Wednesday, January 24, 2007

Response to Tony Blair’s Article in the January/February 2007 edition of Foreign Affairs entitled, “A Battle for Global Values”

According to Mr. Blair, “We can win only by showing that our values are stronger, better and more just than the alternative.” He is, of course, implying that Western values are stronger, better and more just than what he refers to as global extremism. I find this an interesting argument essentially devoid of historical validation.

The root causes for the instability in the Middle East are myriad and complex. However, it is the pursuit of oil by the Western powers that led to the occupation of this area of the world since the defeat of the Ottoman Empire following World War I. It is the Western powers, who divided up the region to fulfill their geopolitical ends and set up and supported tyrannical regimes. All of this is, of course, well documented and supported by overwhelming evidence. These self-serving policies led to the death of many innocent people of Arab descent. The inordinate loss of life and property apparently was not enough to deter Western powers from pursuing their goals.

Interestingly, the unconditional support of the Israel’s brutal illegal occupation of Palestinian lands, its refusal to live up to Security Council resolutions (especially Resolution 242) regarding this occupation and the tacit acceptance of the Israel’s large nuclear arsenal and delivery system are not mentioned in this article about values.

Mr. Blair’s attempt at justification of the patently illegal aggression perpetrated against the sovereign state of Iraq predicated on outright lies and fabrications by imputing the alleged superiority of Western values is patently absurd. Of course, the attack of September 11 is alluded to in the very first paragraph. Again, we have a fascinating omission of what I believe is a very essential and integral reality: i.e. the First Gulf War that targeted the civilian population of Iraq. How readily it seems to be forgotten that before this destruction of the infrastructure of the country in which the power, water purification and sewage treatment as well as hospitals, schools, homes were laid to waste, Iraq was a relatively prosperous country. As a result of this onslaught by the Western powers, whose values we are supposed to hold in high esteem, hundreds of thousands of Iraqis died. The degree of suffering of the Iraqi people was further exacerbated by ten years of onerous sanctions that actually attempted to impede the flow of medicines into the country. The extent of sickness and death that resulted from these policies has been well documented by U.N. studies. It should be kept in mind that to this day electrical power remains a scarce commodity in the country. Somehow this barbaric behavior on the part of the Western powers is not to be equated with the evil of the Taliban or Saddam Hussein, even though quantitatively it is far more heinous.

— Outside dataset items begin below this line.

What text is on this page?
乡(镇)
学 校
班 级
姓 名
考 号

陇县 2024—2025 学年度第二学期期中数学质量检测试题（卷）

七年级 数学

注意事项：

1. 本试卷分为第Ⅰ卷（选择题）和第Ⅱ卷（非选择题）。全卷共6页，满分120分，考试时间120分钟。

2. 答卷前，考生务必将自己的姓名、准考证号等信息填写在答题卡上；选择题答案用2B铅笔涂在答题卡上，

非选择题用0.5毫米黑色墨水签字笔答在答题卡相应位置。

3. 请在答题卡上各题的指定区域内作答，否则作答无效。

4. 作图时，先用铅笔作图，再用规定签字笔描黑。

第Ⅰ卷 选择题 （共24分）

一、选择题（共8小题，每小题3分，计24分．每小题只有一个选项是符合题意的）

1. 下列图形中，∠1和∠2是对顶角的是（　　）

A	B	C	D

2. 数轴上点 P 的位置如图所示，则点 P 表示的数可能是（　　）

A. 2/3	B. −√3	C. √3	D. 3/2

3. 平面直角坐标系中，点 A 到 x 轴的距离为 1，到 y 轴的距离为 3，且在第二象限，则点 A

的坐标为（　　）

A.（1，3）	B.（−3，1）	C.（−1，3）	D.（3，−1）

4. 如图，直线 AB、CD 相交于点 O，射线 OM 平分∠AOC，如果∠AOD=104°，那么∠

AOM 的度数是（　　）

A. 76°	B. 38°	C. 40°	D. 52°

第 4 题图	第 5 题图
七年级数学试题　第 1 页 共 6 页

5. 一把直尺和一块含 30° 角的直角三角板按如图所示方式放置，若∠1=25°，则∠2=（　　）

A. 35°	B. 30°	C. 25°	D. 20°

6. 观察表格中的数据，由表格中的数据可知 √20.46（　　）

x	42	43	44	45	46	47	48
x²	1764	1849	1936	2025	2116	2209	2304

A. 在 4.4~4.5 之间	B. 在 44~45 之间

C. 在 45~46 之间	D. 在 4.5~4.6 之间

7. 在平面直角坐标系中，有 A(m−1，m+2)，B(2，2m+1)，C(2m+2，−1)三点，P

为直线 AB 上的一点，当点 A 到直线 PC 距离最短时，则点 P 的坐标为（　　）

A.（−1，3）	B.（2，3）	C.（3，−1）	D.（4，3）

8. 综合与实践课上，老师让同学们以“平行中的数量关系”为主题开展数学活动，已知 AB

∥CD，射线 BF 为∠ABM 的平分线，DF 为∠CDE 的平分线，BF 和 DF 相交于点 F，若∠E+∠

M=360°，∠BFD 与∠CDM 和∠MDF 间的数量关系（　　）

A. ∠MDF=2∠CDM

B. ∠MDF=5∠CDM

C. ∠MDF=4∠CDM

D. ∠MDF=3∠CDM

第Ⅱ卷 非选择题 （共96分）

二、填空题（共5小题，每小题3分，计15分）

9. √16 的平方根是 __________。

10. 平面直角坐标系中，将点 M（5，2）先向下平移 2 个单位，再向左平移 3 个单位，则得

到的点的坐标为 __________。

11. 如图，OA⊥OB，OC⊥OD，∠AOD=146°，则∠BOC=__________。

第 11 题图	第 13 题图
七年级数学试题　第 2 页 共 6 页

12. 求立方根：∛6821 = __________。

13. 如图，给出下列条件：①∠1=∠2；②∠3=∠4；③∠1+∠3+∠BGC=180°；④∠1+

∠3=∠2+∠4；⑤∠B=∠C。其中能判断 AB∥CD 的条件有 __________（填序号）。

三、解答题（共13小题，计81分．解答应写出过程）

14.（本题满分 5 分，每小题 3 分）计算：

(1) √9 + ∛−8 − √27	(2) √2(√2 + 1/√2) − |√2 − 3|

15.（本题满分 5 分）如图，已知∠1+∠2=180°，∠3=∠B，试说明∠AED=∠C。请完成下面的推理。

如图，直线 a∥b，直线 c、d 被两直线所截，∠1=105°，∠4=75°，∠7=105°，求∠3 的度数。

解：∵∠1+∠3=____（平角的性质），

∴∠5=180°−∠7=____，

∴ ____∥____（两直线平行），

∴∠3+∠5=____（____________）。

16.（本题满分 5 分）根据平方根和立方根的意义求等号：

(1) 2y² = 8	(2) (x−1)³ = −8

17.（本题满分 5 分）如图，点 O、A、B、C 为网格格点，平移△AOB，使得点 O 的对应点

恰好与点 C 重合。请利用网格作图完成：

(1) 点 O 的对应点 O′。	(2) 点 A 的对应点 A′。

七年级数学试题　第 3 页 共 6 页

Mr. Blair’s arguments are suffused with what I regard as magical thinking. The reader is somehow expected to suspend all knowledge and understanding regarding the root causes of the rise of fundamentalism in the Middle East. Military adventurism is not the answer, nor is Western-styled arrogance especially when the interests of the West in regards to the Middle East are so thoroughly interlaced with purely economic concerns.